三河一向一揆の時にも言ったが、この時代の宗教は民衆の身近な存在だ。神を信じていないというのが異常なくらいだ。
当然、宗教関係者の各国への影響力は強い。
まあ、駿河には当てはまらないんだけどな。
なにせ、『仮名目録』により守護不介入である寺社への介入が認められているのだ。ちなみに認めさせているのは今川家というマッチポンプである。
ともかく、現在今川氏真は各寺社に「暴走するんじゃないぞ」と釘を刺す手紙を乱発しているわけだ。同時に、地元の豪族に寺社が勝手な事をしないように警戒する命令書も発行している。
それが、現在の今川家当主のこの忙しさというわけだ。
今川家だからこれですんでいるが、他の大名に関しては、もっと面倒なことになっているだろう。
なにせ、「余計なことするなよ」と命令する権利がないのだ。
「月斎。手伝え」
「あいよ」
帰って早々これである。ゆっくり休めやしねぇ。
日が落ちる頃に、手紙の発送は一段落ついた。
遅い昼餉兼夕餉を取りつつ氏真と話をする。
「今川と徳川は問題ないだろう」
「問題は武田と織田か」
武田家と一向宗の関係は深い。まあ、武田信玄の正室と、一向宗法主の顕如の正室は縁続きだ。
当然、武田昭信の親族衆や地元豪族にも一向宗を信じる者は多い。
織田に至っては、その広すぎる領土の大半が一向宗の布教分布範囲だ。どこで一向一揆が起こっても不思議ではない。
逆に、つい数年前に暴発して徹底的に抑え込んだ徳川家と、『仮名目録』によって制御された今川家は、その危険は小さい。
「北条を抑える必要があるな」
「頼めるか」
「仕方あるまい…が、それだけではすまんだろうな」
「動くか…」
上洛し近畿一帯を支配する織田信長の勢力は強大だ。石山本願寺の一向衆が強いといっても、それは「しぶとい」だけで、純粋な国力と戦力という意味で脅威ではない。
にもかかわらず、石山本願寺は織田信長に宣戦を布告した。
当たり前だが、勝てるという保証がなければ、わざわざ自分から敵対しようとはしない。勝つ目論見もなく戦いを挑むのは自殺と同じだ。
つまりは、石山本願寺は勝つ算段をつけて宣戦を布告したという事だ。そして、宗教団体でしかない一向宗が、純粋国家である織田家に対抗する手段。それは、おそらく外部勢力。

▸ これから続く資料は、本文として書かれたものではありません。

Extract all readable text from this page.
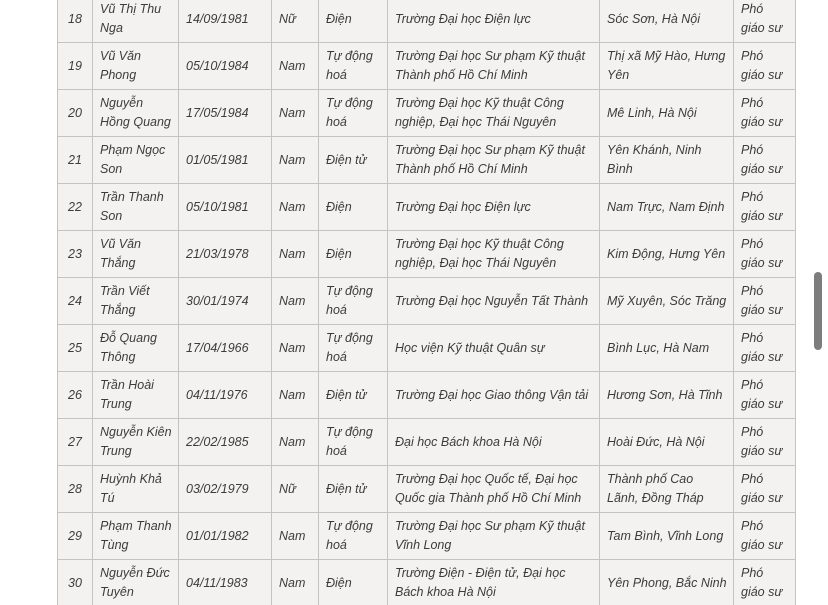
18	Vũ Thị Thu Nga	14/09/1981	Nữ	Điện	Trường Đại học Điện lực	Sóc Sơn, Hà Nội	Phó giáo sư
19	Vũ Văn Phong	05/10/1984	Nam	Tự động hoá	Trường Đại học Sư phạm Kỹ thuật Thành phố Hồ Chí Minh	Thị xã Mỹ Hào, Hưng Yên	Phó giáo sư
20	Nguyễn Hồng Quang	17/05/1984	Nam	Tự động hoá	Trường Đại học Kỹ thuật Công nghiệp, Đại học Thái Nguyên	Mê Linh, Hà Nội	Phó giáo sư
21	Phạm Ngọc Son	01/05/1981	Nam	Điện tử	Trường Đại học Sư phạm Kỹ thuật Thành phố Hồ Chí Minh	Yên Khánh, Ninh Bình	Phó giáo sư
22	Trần Thanh Son	05/10/1981	Nam	Điện	Trường Đại học Điện lực	Nam Trực, Nam Định	Phó giáo sư
23	Vũ Văn Thắng	21/03/1978	Nam	Điện	Trường Đại học Kỹ thuật Công nghiệp, Đại học Thái Nguyên	Kim Động, Hưng Yên	Phó giáo sư
24	Trần Viết Thắng	30/01/1974	Nam	Tự động hoá	Trường Đại học Nguyễn Tất Thành	Mỹ Xuyên, Sóc Trăng	Phó giáo sư
25	Đỗ Quang Thông	17/04/1966	Nam	Tự động hoá	Học viện Kỹ thuật Quân sự	Bình Lục, Hà Nam	Phó giáo sư
26	Trần Hoài Trung	04/11/1976	Nam	Điện tử	Trường Đại học Giao thông Vận tải	Hương Sơn, Hà Tĩnh	Phó giáo sư
27	Nguyễn Kiên Trung	22/02/1985	Nam	Tự động hoá	Đại học Bách khoa Hà Nội	Hoài Đức, Hà Nội	Phó giáo sư
28	Huỳnh Khả Tú	03/02/1979	Nữ	Điện tử	Trường Đại học Quốc tế, Đại học Quốc gia Thành phố Hồ Chí Minh	Thành phố Cao Lãnh, Đồng Tháp	Phó giáo sư
29	Phạm Thanh Tùng	01/01/1982	Nam	Tự động hoá	Trường Đại học Sư phạm Kỹ thuật Vĩnh Long	Tam Bình, Vĩnh Long	Phó giáo sư
30	Nguyễn Đức Tuyên	04/11/1983	Nam	Điện	Trường Điện - Điện tử, Đại học Bách khoa Hà Nội	Yên Phong, Bắc Ninh	Phó giáo sư
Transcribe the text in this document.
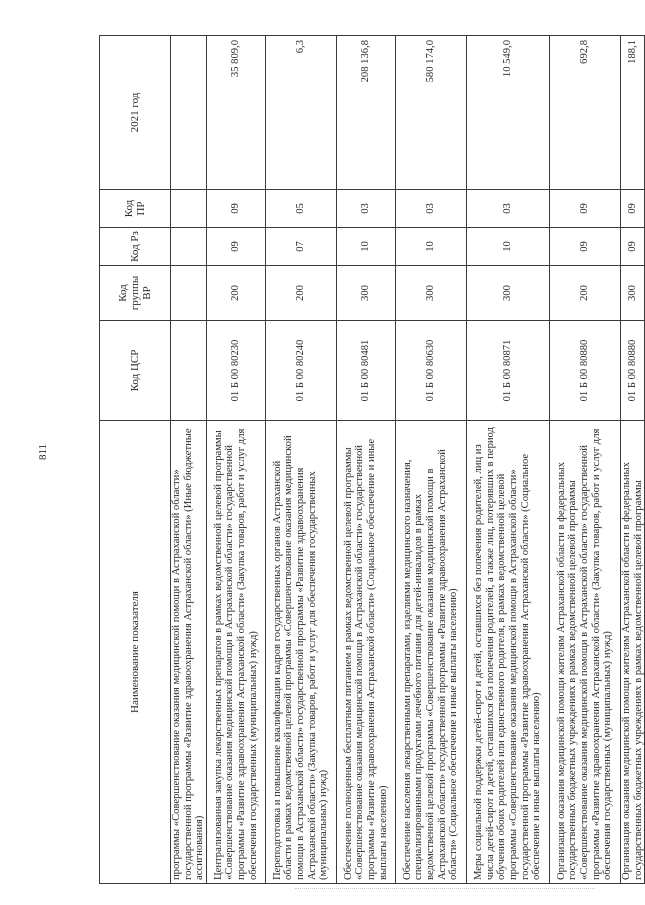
811
Наименование показателя	Код ЦСР	Код группы ВР	Код Рз	Код ПР	2021 год
программы «Совершенствование оказания медицинской помощи в Астраханской области» государственной программы «Развитие здравоохранения Астраханской области» (Иные бюджетные ассигнования)					
Централизованная закупка лекарственных препаратов в рамках ведомственной целевой программы «Совершенствование оказания медицинской помощи в Астраханской области» государственной программы «Развитие здравоохранения Астраханской области» (Закупка товаров, работ и услуг для обеспечения государственных (муниципальных) нужд)	01 Б 00 80230	200	09	09	35 809,0
Переподготовка и повышение квалификации кадров государственных органов Астраханской области в рамках ведомственной целевой программы «Совершенствование оказания медицинской помощи в Астраханской области» государственной программы «Развитие здравоохранения Астраханской области» (Закупка товаров, работ и услуг для обеспечения государственных (муниципальных) нужд)	01 Б 00 80240	200	07	05	6,3
Обеспечение полноценным бесплатным питанием в рамках ведомственной целевой программы «Совершенствование оказания медицинской помощи в Астраханской области» государственной программы «Развитие здравоохранения Астраханской области» (Социальное обеспечение и иные выплаты населению)	01 Б 00 80481	300	10	03	208 136,8
Обеспечение населения лекарственными препаратами, изделиями медицинского назначения, специализированными продуктами лечебного питания для детей-инвалидов в рамках ведомственной целевой программы «Совершенствование оказания медицинской помощи в Астраханской области» государственной программы «Развитие здравоохранения Астраханской области» (Социальное обеспечение и иные выплаты населению)	01 Б 00 80630	300	10	03	580 174,0
Меры социальной поддержки детей-сирот и детей, оставшихся без попечения родителей, лиц из числа детей-сирот и детей, оставшихся без попечения родителей, а также лиц, потерявших в период обучения обоих родителей или единственного родителя, в рамках ведомственной целевой программы «Совершенствование оказания медицинской помощи в Астраханской области» государственной программы «Развитие здравоохранения Астраханской области» (Социальное обеспечение и иные выплаты населению)	01 Б 00 80871	300	10	03	10 549,0
Организация оказания медицинской помощи жителям Астраханской области в федеральных государственных бюджетных учреждениях в рамках ведомственной целевой программы «Совершенствование оказания медицинской помощи в Астраханской области» государственной программы «Развитие здравоохранения Астраханской области» (Закупка товаров, работ и услуг для обеспечения государственных (муниципальных) нужд)	01 Б 00 80880	200	09	09	692,8
Организация оказания медицинской помощи жителям Астраханской области в федеральных государственных бюджетных учреждениях в рамках ведомственной целевой программы	01 Б 00 80880	300	09	09	188,1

そして、大事な事なのだが、石山本願寺の最高責任者である法主は仏門であり宗教団体だ。そして、大名とは武門であり統治組織だ。
当然、仏門と武門を結ぶ橋渡し的な役目が必要となる。
その第一容疑者は、征夷大将軍足利義昭。
元坊主の現武門最高責任者。両者を橋渡しする要素を備えている。
織田信長が幕府に求める御恩と奉公と、足利義昭の求める滅私奉公との感覚の違いから、両者が仲たがいをするのは時間の問題だった。
そして、一向宗の掲げる「王法為本」。
端的に説明すると、仏法の道を学ぶのはよいことだけど、社会の法を守ってからにしろよという事だ。
うん。こんなことを言わなきゃいけない段階で、この時代の宗教界の状況は理解できるな。
まあ、法云々はともかく、社会の道理に従う事を良しとしている。
武家の棟梁である足利義昭をないがしろにする織田信長という構図。
これらを名分として一向宗は敵対したわけだ。
「となれば、幕府の本命は今川家。遠くないうちに連絡が来るだろう」
「織田家と一向宗が本格的にぶつかってから、決定打として当家を頼るか」
「なるほど。それは大変だな」
「誰が大変なんだ?」
笑みを消して聞いてくる今川氏真。
それに、薄く笑みを浮かべたまま答える。
「決定打を打たれる織田か。それとも、決定打を打つ幕府か」
「…それを決めるのは当家だ」
主君の言葉に、歯を見せるように笑みを深くする。
ようやく準備が整った。
今川家の立て直しも、近隣諸国との同盟も、これまで積み重ねた実績も。
すべては、ここからだ。
さあ、戦国大名 今川氏真の王道を始めるとしよう。